Yıldırım, Toplum Çalışmaları Enstitüsü’nde yayınlanan köşe yazısında
“Sağlıklı ve güvenilir veri eksikliği, durumun doğru bir şekilde analiz
edilmesini ve uygun politikaların geliştirilmesini zorlaştırıyor. Ayrıca artan
enflasyon, döviz kurlarındaki dalgalanmalar, düşük gelirli grupların yaşam
standartlarının düşmesi gibi faktörler gelir dağılımında dengesizliklere yol
açarak toplumun geniş kesimlerini olumsuz etkiliyor” ifadelerini kullandı.
AZINLIKTAKİ KESİM SERVETİNE SERVET KATTI
Gelir dağılımı analizinde kullanılan verilerin önemli bir bölümünün anket
yoluyla elde edildiğini, verilerin tutarlılığının ön koşulunun ise beyanların
doğru verilmesi olduğunu söyleyen Yıldırım, “Anket kullanılmayan bölümde idari
kayıtlar ve vergi verileri esas alınmaktadır. Ancak kaçırılan vergiler, kayıt
dışı ekonomi ve eksik gelir beyanları bu verilerin güvenilirliğini ciddi
şekilde zedelemekte ve ülkenin ekonomik durumunu tam anlamıyla yansıtan doğru
bir tablo çizmemizi zorlaştırmaktadır. Bu nedenler dolayısıyla Türkiye’nin bu
konuda tam bir röntgenini çekemiyoruz fakat son yıllarda uygulanan
politikaların gelir eşitsizliğini nasıl etkilediği hakkında çıkarımda
bulunabiliriz. Merkez Bankası verileri esas alındığında Türkiye, Temmuz
2018’den Mayıs 2024’e kadarki dönemde dünyada eşi benzeri olmayan bir negatif
reel faiz politikası izledi. Bunun sonucu olarak, nominal faiz üzerinden
krediye ulaşabilen kesim, yıllar süren, bir nevi ‘dolaylı gelir transferi’

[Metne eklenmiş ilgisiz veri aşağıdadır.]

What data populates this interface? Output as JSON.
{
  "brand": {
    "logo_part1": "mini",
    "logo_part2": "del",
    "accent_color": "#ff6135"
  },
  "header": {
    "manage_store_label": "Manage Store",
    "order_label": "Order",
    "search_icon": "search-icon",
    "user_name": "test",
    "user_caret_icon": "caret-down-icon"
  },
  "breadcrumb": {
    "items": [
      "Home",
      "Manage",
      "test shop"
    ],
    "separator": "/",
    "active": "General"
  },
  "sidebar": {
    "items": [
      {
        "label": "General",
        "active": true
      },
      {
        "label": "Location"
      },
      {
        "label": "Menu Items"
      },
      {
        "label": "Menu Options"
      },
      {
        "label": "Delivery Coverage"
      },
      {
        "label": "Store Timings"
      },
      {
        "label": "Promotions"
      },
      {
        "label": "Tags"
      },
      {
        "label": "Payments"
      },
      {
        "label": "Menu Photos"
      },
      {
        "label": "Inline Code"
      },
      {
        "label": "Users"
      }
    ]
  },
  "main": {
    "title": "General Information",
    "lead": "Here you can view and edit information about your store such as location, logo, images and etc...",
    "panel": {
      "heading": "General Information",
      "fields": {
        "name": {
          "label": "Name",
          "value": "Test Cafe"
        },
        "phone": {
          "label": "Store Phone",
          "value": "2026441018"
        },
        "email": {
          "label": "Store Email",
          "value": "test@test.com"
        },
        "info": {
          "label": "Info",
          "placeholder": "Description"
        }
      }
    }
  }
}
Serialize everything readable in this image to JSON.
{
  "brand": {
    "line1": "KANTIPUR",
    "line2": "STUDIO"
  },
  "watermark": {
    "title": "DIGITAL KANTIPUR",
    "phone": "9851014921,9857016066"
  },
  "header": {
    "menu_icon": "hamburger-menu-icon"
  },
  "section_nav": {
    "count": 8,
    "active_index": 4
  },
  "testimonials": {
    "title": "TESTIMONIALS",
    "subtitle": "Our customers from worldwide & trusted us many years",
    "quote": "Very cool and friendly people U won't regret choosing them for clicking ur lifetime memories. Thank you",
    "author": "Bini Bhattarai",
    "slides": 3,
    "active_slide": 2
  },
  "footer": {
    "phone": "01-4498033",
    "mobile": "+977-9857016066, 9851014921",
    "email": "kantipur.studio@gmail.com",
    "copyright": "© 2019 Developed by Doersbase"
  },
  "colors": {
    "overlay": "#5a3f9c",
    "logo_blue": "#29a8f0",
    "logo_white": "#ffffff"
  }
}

politikasından servetlerine servet kattılar” ifadelerine yer verdi.
Gelir eşitsizliğinin öngörülen etkilerini “doğrusal ilişkiler” ve
“tetiklenen ilişkiler” üzerinden değerlendiren Yıldırım, yazısının devamında
şunları kaydetti:
“Doğrusal ilişkiler baz alındığında, gelir eşitsizliğindeki artışın ülkedeki
polarizasyonu artırması, eğitimde yetersiz yatırıma neden olup ülkedeki beşeri
sermaye seviyesini düşürmesi ve bu dönemlerde elindeki gücü konsolide etmek
isteyen şirketlerin lobicilik harcamalarını artırıp demokratik kurumları
baltalamaları gibi iktisat literatürüne geçmiş önemli çalışmalar örnek
gösterilebilir. İşin karmaşık ve öngörülmesi güç kısmı, gelir eşitsizliğinin
tetikleyebileceği politik gelişmelerin iktisadi dolaylı etkileridir.
RADİKAL POLİTİKALARA YÖNELİK DESTEK ARTIYOR
Gelir eşitsizliğinin önemli ölçüde arttığı dönemlerde radikal politikalara
olan desteklerde artış gözlemliyoruz. Bu radikalleşmenin sebebi, gelir
dağılımından beklediğini alamayıp diğer insanların zenginlik içinde
yaşamalarını gören, aslında politik çoğunluğa sahip olan zümrenin sistemi
temelinden değiştirecek nitelikte alternatifler aramaları olarak düşünülebilir.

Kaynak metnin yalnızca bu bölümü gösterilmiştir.